Reasons the San Antonio Spurs may be wary of Johnson
Despite Johnson's impressive potential, there are still some lingering questions being raised about his game and intangibles, some being understandable and others being a bit of a reach.
Shooting 44 percent from deep is impressive on paper, but when you break down the numbers a bit more, a less convincing story is told. Johnson took only 18 total attempts from beyond the arc last year, nearly all of which were spot-up catch-and-shoot attempts that other teams' defenses willingly allowed him to take.
While it's true that he made a good amount of the threes he did take, considering the volume and quality of looks he was given, it appeared that defenses were willing to live with the outcome. He took only 1.4 attempts from deep per game, a rate that placed him at the 43rd percentile.

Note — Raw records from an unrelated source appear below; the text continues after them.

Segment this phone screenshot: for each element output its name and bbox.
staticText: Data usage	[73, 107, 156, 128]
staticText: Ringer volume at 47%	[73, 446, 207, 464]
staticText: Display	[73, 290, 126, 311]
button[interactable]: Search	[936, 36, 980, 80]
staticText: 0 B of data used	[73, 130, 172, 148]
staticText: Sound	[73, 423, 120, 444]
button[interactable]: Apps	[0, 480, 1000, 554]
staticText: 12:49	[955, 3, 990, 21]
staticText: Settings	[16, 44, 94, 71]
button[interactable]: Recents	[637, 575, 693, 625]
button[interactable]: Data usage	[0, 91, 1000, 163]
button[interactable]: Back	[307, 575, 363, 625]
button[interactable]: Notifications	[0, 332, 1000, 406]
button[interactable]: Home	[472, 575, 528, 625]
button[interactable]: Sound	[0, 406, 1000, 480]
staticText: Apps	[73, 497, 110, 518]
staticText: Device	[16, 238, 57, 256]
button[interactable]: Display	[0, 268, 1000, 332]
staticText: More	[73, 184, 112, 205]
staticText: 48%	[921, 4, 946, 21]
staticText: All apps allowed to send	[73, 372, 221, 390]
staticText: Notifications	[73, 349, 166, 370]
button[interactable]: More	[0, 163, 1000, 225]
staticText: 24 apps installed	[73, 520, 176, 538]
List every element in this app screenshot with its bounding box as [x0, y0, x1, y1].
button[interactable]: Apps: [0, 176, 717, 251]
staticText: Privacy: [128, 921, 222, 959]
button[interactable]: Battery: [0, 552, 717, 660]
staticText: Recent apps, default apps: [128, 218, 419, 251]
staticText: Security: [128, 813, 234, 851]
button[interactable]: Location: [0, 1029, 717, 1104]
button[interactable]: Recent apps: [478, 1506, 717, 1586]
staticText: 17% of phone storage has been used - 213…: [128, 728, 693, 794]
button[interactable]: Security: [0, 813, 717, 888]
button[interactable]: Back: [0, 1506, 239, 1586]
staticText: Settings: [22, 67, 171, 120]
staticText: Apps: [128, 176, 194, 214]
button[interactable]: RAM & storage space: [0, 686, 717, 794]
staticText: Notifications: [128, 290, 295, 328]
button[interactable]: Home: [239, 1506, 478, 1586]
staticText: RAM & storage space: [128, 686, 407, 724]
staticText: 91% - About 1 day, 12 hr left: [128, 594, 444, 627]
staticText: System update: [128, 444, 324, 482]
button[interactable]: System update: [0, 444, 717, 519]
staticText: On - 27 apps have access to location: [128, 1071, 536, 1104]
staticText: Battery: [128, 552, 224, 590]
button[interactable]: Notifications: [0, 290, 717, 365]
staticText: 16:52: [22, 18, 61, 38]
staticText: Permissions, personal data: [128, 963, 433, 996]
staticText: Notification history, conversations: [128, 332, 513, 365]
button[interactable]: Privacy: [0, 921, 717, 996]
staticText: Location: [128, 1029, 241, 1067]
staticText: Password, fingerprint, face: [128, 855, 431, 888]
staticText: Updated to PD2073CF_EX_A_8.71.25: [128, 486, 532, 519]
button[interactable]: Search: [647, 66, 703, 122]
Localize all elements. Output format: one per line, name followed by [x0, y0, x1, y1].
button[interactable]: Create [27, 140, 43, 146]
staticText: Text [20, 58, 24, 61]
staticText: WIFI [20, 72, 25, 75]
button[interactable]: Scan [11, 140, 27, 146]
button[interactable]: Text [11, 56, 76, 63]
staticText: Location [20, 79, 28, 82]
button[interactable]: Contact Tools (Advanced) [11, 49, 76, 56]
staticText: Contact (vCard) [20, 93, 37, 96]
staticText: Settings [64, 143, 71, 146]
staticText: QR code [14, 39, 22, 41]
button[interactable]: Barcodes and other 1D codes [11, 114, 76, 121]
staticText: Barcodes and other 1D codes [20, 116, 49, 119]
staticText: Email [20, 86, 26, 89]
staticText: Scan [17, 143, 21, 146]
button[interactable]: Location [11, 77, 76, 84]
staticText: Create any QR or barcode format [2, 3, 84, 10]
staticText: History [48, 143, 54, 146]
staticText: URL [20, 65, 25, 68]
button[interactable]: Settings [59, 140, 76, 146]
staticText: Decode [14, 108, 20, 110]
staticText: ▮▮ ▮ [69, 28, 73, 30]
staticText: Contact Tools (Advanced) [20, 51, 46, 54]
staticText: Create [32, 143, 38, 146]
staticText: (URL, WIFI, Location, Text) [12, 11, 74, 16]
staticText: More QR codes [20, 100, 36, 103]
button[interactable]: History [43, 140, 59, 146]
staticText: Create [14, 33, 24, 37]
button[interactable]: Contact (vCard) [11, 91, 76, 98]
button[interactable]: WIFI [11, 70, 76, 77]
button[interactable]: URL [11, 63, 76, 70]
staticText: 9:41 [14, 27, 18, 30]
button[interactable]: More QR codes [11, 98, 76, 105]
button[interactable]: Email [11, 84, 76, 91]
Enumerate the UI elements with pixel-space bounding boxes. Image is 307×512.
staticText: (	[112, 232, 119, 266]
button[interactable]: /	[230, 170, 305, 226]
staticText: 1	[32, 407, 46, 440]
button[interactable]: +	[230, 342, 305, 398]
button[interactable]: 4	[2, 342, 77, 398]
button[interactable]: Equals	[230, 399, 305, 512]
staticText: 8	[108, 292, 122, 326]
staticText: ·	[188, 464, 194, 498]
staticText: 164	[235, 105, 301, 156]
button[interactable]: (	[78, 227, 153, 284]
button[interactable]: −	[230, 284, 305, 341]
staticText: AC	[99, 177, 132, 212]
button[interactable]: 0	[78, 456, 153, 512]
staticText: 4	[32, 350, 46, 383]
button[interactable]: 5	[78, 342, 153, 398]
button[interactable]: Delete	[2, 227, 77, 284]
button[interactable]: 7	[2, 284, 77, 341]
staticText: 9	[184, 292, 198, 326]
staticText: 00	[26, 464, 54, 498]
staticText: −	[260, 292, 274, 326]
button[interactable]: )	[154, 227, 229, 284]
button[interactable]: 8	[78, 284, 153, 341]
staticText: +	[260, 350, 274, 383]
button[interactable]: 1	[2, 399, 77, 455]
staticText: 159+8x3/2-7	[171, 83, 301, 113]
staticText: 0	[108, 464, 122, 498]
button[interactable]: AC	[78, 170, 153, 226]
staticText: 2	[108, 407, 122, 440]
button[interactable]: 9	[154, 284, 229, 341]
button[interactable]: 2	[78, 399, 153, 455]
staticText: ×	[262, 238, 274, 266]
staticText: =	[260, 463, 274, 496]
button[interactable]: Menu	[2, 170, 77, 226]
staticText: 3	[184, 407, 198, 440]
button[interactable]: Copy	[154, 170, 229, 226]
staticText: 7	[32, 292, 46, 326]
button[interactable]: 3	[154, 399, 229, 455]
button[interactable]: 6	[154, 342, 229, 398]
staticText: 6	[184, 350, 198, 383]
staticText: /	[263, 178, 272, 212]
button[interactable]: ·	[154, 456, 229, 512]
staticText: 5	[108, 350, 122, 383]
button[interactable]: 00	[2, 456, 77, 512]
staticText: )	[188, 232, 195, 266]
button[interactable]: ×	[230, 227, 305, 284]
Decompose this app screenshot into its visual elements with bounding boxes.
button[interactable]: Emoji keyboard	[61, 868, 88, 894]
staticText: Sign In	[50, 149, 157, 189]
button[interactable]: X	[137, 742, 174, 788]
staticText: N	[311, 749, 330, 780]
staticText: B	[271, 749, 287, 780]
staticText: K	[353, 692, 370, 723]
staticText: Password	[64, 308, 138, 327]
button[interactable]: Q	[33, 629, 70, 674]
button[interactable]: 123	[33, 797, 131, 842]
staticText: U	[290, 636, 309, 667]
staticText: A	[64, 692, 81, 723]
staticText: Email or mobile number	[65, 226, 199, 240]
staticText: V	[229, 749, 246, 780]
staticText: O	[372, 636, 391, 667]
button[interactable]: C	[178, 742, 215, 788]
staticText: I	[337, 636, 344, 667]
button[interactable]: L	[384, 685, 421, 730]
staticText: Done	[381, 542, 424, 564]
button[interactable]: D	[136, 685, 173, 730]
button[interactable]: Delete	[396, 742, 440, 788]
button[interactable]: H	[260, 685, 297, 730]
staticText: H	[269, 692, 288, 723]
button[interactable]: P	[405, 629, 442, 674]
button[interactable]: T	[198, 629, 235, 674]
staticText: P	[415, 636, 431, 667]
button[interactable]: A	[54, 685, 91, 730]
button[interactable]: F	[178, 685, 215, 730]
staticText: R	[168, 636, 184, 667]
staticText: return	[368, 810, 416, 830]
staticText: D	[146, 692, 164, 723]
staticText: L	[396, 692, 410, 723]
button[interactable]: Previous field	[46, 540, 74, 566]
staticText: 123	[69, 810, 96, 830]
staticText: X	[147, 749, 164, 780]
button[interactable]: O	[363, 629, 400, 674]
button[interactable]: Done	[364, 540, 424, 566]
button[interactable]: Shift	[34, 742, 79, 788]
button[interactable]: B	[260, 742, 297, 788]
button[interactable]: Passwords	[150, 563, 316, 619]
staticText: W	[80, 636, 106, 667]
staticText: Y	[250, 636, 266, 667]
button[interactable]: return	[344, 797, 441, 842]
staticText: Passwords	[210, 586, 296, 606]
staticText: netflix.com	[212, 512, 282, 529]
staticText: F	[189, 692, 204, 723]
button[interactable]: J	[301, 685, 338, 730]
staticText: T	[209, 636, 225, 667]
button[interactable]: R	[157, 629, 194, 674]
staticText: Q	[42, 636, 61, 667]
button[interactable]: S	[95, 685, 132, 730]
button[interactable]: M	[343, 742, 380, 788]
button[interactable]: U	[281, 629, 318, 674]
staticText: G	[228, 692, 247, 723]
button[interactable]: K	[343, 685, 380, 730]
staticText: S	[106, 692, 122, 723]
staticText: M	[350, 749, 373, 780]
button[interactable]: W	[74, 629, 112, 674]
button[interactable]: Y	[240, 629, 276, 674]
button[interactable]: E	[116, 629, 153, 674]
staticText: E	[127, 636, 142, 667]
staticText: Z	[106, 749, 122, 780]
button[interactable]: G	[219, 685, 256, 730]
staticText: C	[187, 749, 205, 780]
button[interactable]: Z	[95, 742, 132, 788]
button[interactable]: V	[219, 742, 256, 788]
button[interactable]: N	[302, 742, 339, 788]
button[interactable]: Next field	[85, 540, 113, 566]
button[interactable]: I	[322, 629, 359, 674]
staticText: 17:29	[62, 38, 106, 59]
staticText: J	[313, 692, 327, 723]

If he had shot better from the charity stripe, this would be less of a concern, but shooting only 62% from the line leaves even more questions unanswered about his jumper and his overall rhythm as a shooter. He didn’t shy away from getting to the line with a free throw attempt rate that landed him at the 61st percentile, but his ability to cash in on those opportunities is a bit worrisome. And to make matters even worse, Johnson made only one pull-up jumper last season.
Nonetheless, based on his ceiling, the San Antonio Spurs would be making the right move if they went ahead and drafted Johnson with the 12th overall pick. Even if that pick seems like a gamble, San Antonio isn’t in a position to draft limited upside players who can contribute early on. The Spurs need All-Star caliber talent and upside, and Johnson could be as good as you can get late in the lottery.